Since then, she has been travelling and making random trip plans. “I search for places and if, meanwhile, I come across something amazing, I decide to go there,” says Parvinder with a spark in her eyes, that one can sense even without seeing her and talking to her over a phone call!
However, solo travelling never came very easy to her, like in China, where, once, she had to struggle a lot to find a platform for the metro. After a lot of hardships, she met a lady who was going in the opposite direction but came with Parvinder to get her the platform and the tickets.
The one incident she can not forget in her life was when she went ziplining. “I was seeing people going from one end to another. It was scary. Sometimes, even travel operators are scared to take disabled people for adventurous activities for safety purposes. But I had made my mind and I thought, If I could do this, I’ll be able to do anything in the world,” Parvinder says. She went for ziplining, and it went smooth too. The problem arose on returning when the operators had shut down the cables, and they had to return from a jungle. Parvinder could not walk long distances, and nor did she have the wheelchair with her. But as she says that the people are the biggest helping hands, two people carried her with her arms on their back!

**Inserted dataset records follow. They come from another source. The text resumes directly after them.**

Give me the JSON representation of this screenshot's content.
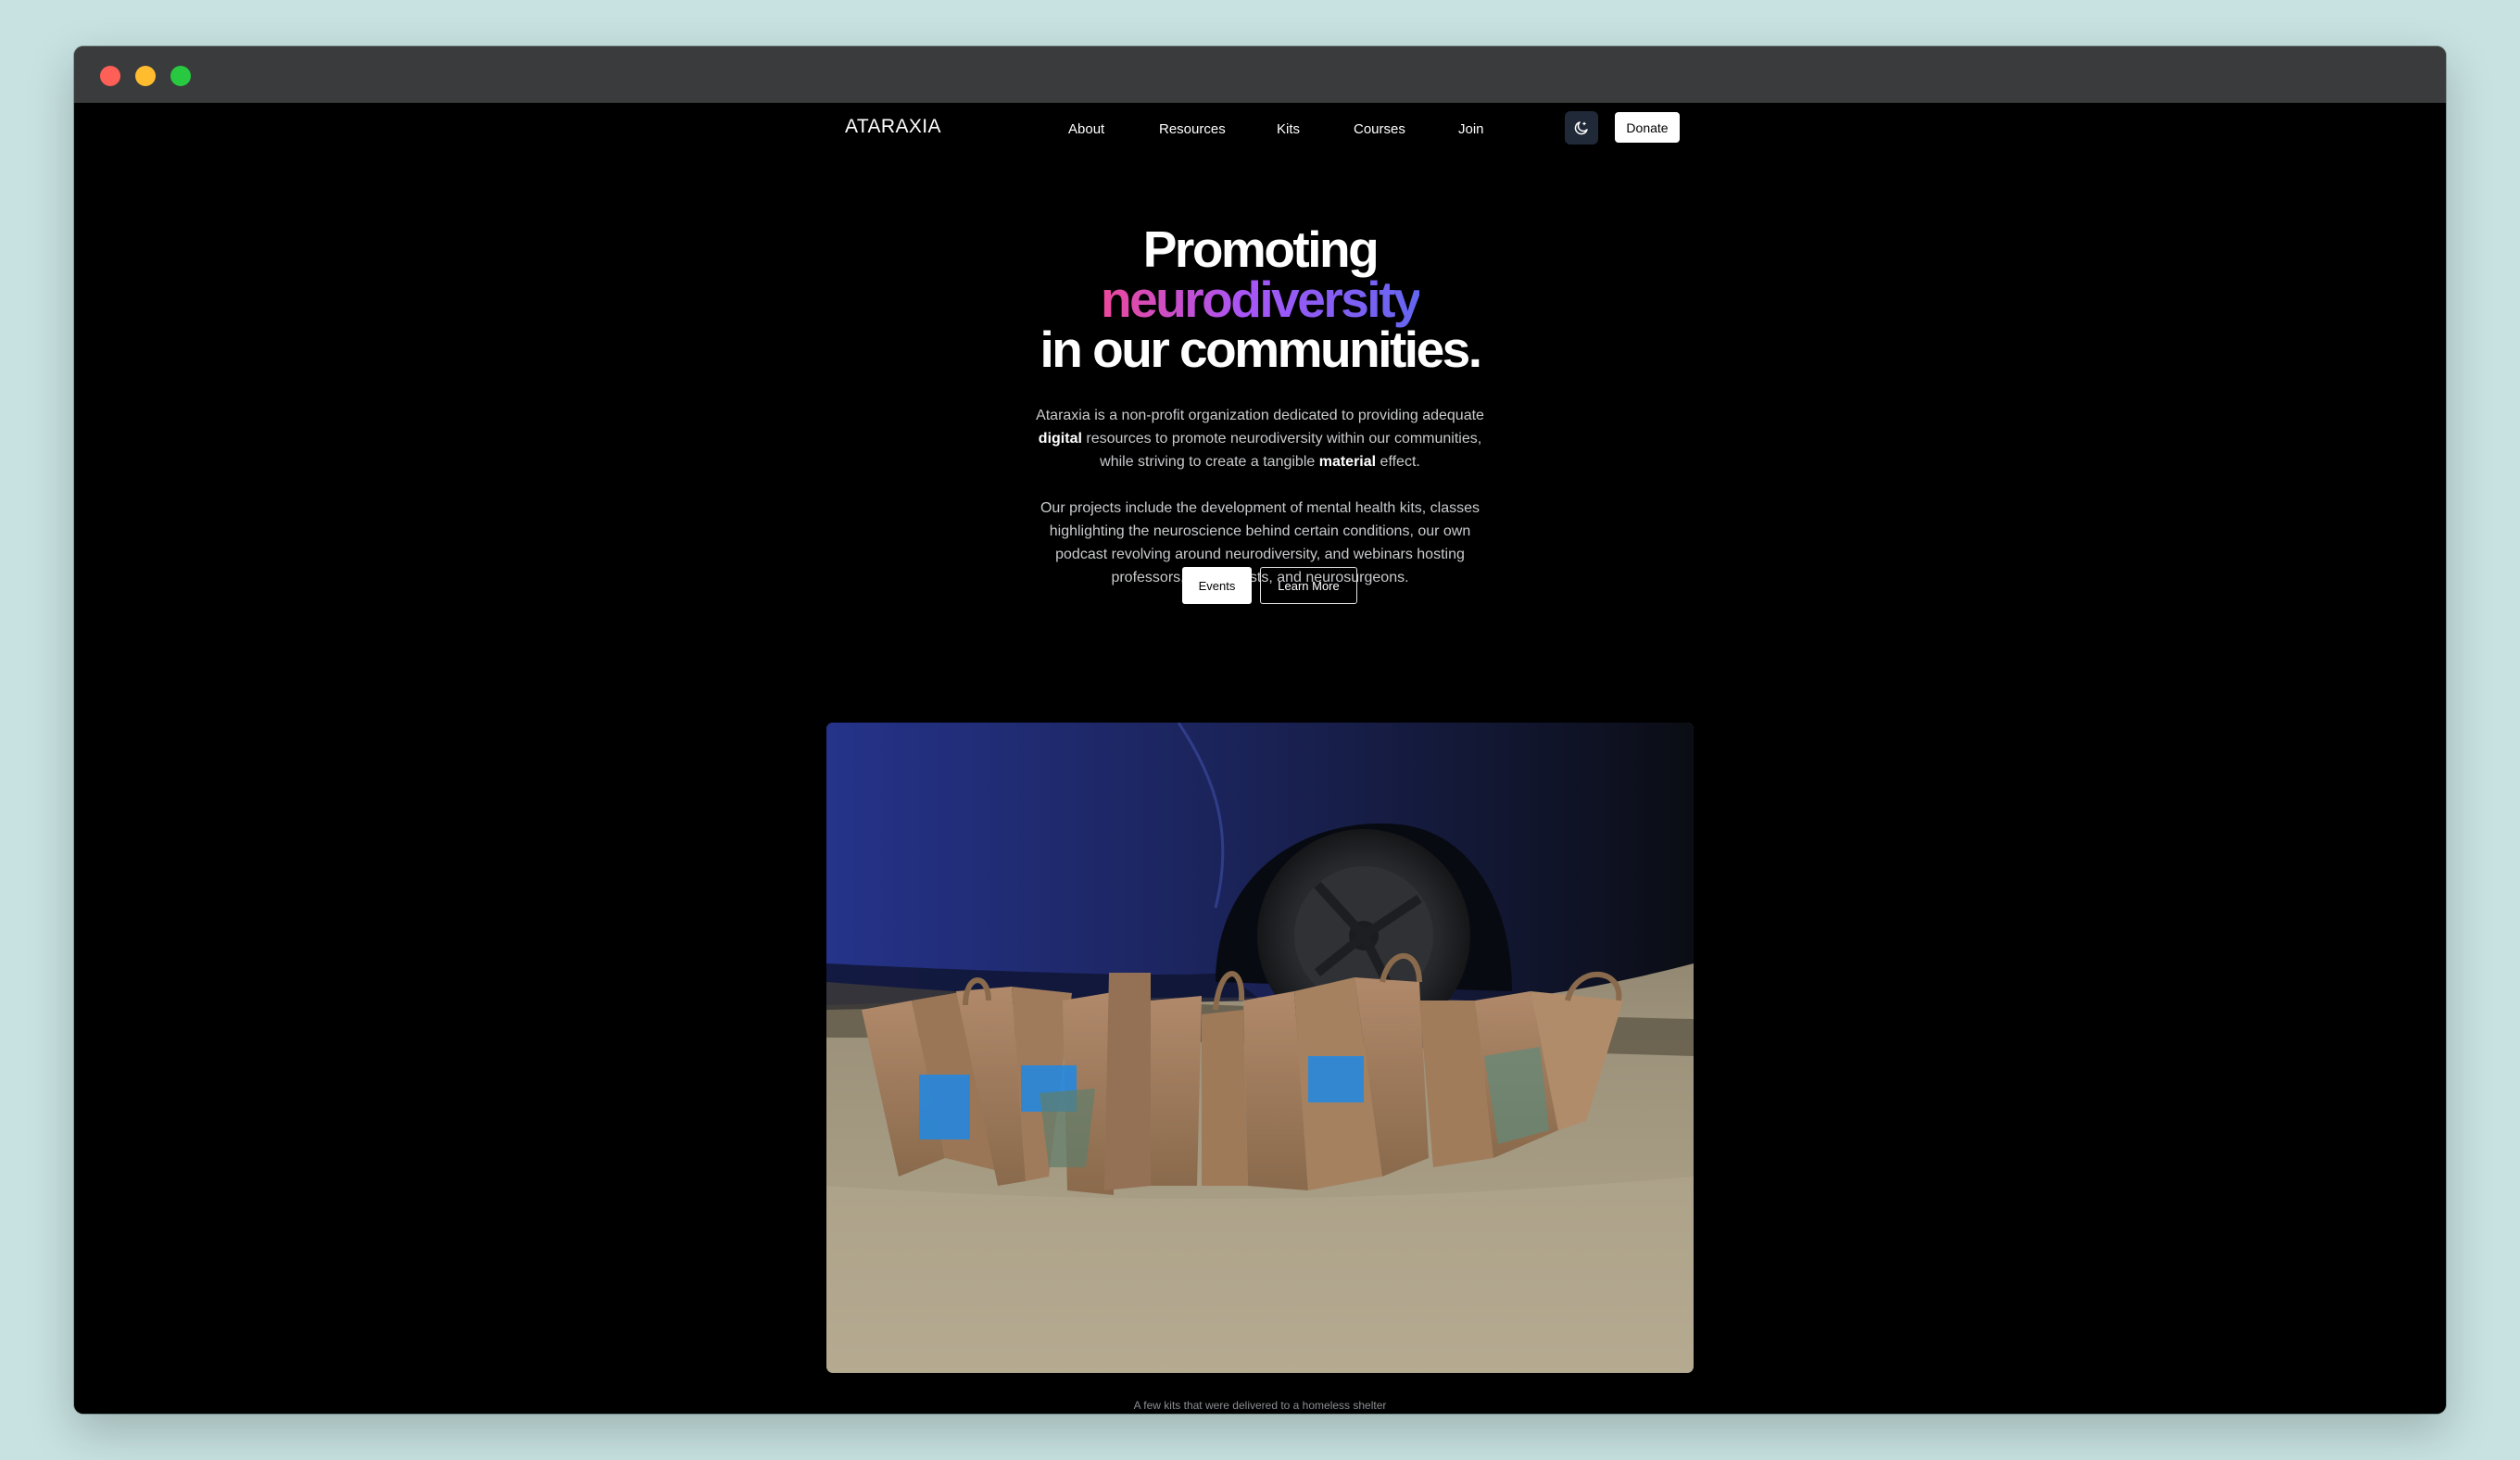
{
  "window": {
    "traffic_lights": [
      "close",
      "minimize",
      "zoom"
    ]
  },
  "nav": {
    "brand": "ATARAXIA",
    "links": [
      "About",
      "Resources",
      "Kits",
      "Courses",
      "Join"
    ],
    "theme_toggle_icon": "moon-icon",
    "donate_label": "Donate"
  },
  "hero": {
    "line1": "Promoting",
    "line2": "neurodiversity",
    "line3": "in our communities.",
    "gradient_colors": [
      "#ec4899",
      "#a855f7",
      "#6366f1"
    ]
  },
  "intro": {
    "p1_a": "Ataraxia is a non-profit organization dedicated to providing adequate",
    "p1_b_bold": "digital",
    "p1_c": "resources to promote neurodiversity within our communities,",
    "p1_d": "while striving to create a tangible",
    "p1_e_bold": "material",
    "p1_f": "effect.",
    "p2": "Our projects include the development of mental health kits, classes highlighting the neuroscience behind certain conditions, our own podcast revolving around neurodiversity, and webinars hosting professors, neurologists, and neurosurgeons."
  },
  "actions": {
    "events_label": "Events",
    "learn_more_label": "Learn More"
  },
  "photo": {
    "caption": "A few kits that were delivered to a homeless shelter"
  }
}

She says that very often, the battery of her wheelchair does not work, adding to the problems but also says that such challenges are part of life and cannot meddle with her “travelling way”. Parvinder’s love for travelling could not escape even in the pandemic, and she drove from Mumbai to Delhi after the first wave slowed down. “I would drive for four hours and would stop at places for sightseeing and taking rest. It was amazing,” Parvinder says with a thrill. She also went to Agra during this period, to which she says,” That Agra Chaat Gali is a gem!”
This apart, she utilized all her time in the lockdown making videos of her travelling experiences. “My family members often tell me, ‘Parvinder, tu hi kar Sakti hai ye sab, hum nahi’ (Parvinder, only you can do this, not us),” she laughs again.
As the cases of the Coronavirus decreased in the country last year, she also made it to Kanyakumari, Madurai, and Chennai, along with other places in India. What troubles her a lot is the fact that the places become wheelchair-accessible for those who have wealth and hence, she asks, “What about those people who want to see the world but in a budget-friendly way?” She also requests folks to help disabled people fulfilling their dreams, even if with a bit of a contribution.
About when is she travelling next, Parvinder says, she is waiting for her new car to arrive and soon, she will be off to somewhere in India, as she has decided to see the remaining parts of the country. And, before ending the conversation, she exclaims as she says,” Oh, did I tell you that I’ll be going scuba diving soon? I mean, let’s explore what’s under the sea!”